In a new column examining ideas from governments around the world, Joshua Chambers looks at how India is including its citizens in public service delivery
On 2 October – an Indian public holiday to mark Gandhi’s birthday – prime minister Narendra Modi picked up a broom, headed outside and started to sweep the streets of Delhi.
Right across the country, huge swathes of the Indian population did the same as part of a new, government-led mass movement: the Clean India campaign.
Using social media, Modi called on Indians to pick a location to clean up, and then share before and after pictures online. Soon sportsmen, movie stars and celebrities were taking part, as were government officials, whose involvement was compulsory.
The move was more than just a political stunt. It demonstrated the new Indian prime minister’s desire to involve people in public service delivery. In essence, it is his version of David Cameron’s Big Society – but it’s already proving far more successful.
Key to the movement is India’s use of new technology. Government was relatively late to social media, launching Facebook and Twitter accounts only in 2012, but it quickly discovered the obvious pitfalls.
“The level of engagement tends to be rather unidirectional,” one senior Indian official told me recently. “There are some comments that might be taken into account, but there’s no commitment on behalf of the government to respond.” Social media is also an echo chamber for the loudest, most aggressive voices – not the ideal place for building a more inclusive model of government.
So this year, India launched MyGov – a platform to combine citizen feedback with volunteering projects, crowdsourcing and departmental accountability. I caught up with the chief executive of the programme at a round table in October hosted by FutureGov.Asia – the digital magazine I edit.
By launching their own platform, he said, officials are able to have more meaningful conversations and respond directly to citizen concerns. “All people who are interested in various aspects of governance in India should be able to connect to this platform, give us their opinion and then the agencies concerned will take those [opinions] into account, analyse them and come back to the people with what is actually being done,” he said. There is, in fact, a “mandatory requirement” for agencies to respond to questions and concerns with specific action points and status reports. Further, the best commentators will be chosen to attend face to face meetings with senior officials as part of a travelling roadshow.
MyGov’s second element is its crowdsourcing function, which is the most transformative part of the site. Departments can post tasks and problems, such as help with cleaning the Ganges river to ideas and photographs for tourism campaigns.
Citizens register to join the site and must list their skills, with options ranging from software engineering to poetry, design and communications. They are then encouraged to join relevant groups and projects. For example, one state’s safari park is looking for citizen photographs to help boost its visitor numbers. Another campaign asks for international best practice on government websites, while a ‘Creative Corner’ allows citizens to submit draft banners, logos and slogans for departmental projects.
In essence, it is the Indian Government’s version of My.BarackObama.com, the social network that helped the US president win two elections. Tasks that volunteers complete will be reviewed by and shared with the community on the site, and members receive a weekly update on existing campaigns and relevant new projects.

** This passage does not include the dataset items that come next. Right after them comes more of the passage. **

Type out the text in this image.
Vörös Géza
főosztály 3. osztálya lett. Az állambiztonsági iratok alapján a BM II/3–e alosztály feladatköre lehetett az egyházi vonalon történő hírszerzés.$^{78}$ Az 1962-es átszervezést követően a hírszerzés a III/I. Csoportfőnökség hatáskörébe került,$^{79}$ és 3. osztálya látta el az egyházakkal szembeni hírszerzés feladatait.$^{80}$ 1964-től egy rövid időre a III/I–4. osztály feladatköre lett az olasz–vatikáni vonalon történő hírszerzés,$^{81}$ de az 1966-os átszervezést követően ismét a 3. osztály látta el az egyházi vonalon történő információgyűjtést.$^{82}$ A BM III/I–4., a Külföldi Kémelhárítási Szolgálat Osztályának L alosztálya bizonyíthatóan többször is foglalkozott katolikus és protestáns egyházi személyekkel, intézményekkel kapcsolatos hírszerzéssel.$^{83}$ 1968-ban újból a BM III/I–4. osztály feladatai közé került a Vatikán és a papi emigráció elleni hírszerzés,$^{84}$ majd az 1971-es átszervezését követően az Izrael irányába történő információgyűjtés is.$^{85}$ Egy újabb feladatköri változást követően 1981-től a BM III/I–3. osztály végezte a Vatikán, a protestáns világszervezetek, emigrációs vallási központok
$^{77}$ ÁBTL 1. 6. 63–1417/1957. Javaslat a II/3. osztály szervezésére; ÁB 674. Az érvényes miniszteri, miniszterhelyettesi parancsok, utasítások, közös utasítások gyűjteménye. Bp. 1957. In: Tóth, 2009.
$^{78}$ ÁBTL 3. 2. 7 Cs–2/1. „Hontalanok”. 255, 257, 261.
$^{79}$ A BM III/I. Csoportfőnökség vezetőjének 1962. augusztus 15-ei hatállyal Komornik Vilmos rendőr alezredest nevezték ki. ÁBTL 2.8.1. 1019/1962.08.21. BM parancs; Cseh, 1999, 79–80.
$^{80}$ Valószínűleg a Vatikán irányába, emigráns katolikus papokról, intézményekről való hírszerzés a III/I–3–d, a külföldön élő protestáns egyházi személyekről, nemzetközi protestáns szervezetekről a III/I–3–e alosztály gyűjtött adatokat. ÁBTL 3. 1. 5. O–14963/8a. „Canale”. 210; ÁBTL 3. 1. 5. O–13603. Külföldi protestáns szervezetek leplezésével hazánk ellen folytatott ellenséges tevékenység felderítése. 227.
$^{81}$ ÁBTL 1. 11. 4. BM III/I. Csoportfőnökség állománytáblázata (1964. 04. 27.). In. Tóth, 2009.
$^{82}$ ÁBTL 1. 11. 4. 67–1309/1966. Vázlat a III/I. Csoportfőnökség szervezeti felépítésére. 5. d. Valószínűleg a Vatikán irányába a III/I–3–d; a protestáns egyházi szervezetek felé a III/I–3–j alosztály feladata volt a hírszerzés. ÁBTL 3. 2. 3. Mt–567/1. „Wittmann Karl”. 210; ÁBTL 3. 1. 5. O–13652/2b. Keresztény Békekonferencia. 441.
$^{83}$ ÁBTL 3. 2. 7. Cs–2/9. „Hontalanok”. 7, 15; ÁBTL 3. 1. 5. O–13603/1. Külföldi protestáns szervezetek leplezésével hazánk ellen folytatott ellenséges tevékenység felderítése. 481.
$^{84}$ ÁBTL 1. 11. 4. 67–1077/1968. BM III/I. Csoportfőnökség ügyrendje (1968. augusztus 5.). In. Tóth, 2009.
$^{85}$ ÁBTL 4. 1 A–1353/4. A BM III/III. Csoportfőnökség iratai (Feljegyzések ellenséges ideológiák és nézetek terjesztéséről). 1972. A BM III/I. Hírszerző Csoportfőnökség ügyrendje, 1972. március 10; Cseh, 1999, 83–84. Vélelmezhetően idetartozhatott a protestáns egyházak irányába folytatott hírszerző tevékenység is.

The third element of the site is accountability: citizens can use it to help audit government departments, the chief executive said. Groups will be encouraged to go and monitor a particular citizen-facing activity, providing feedback and posting pictures.
Such initiatives aren’t limited to India. Malaysia recently launched a crowdsourcing site for its autumn budget – “Bajet 2015”. With categories ranging from youth and sports to health and public safety, citizens were able to make suggestions and vote on those from other citizens. These ranged widely in theme and quality, from improving the architecture of new government buildings to mandating video recorders be placed on the front of all cars to facilitate investigation of traffic accidents.
Another noteworthy project is taking place in South Australia: the Citizens’ Jury. An exercise in open policymaking, the state government pulls together a representative group of citizens and asks them to help solve a knotty policy problem. The ‘jury’ hears arguments from different sets of campaigners, and then pulls together a report making its final recommendations. Two have been run so far: one on improving Adelaide’s nightlife, and the second on how to make roads safe for cyclists. Both sets of recommendations were deemed sensible and accepted by the state government.
In many ways, the Big Society was on to something. Citizens’ expectations are increasing, and these expectations can be harnessed to improve the quality of public services. Ironically, it is the countries which inherited Britain’s parliamentary system that are now adapting to better include their citizens. But if the UK can learn from some of these initiatives, use the power of technology and avoid the mob tendency of social media, then it’ll be a clean sweep for all concerned.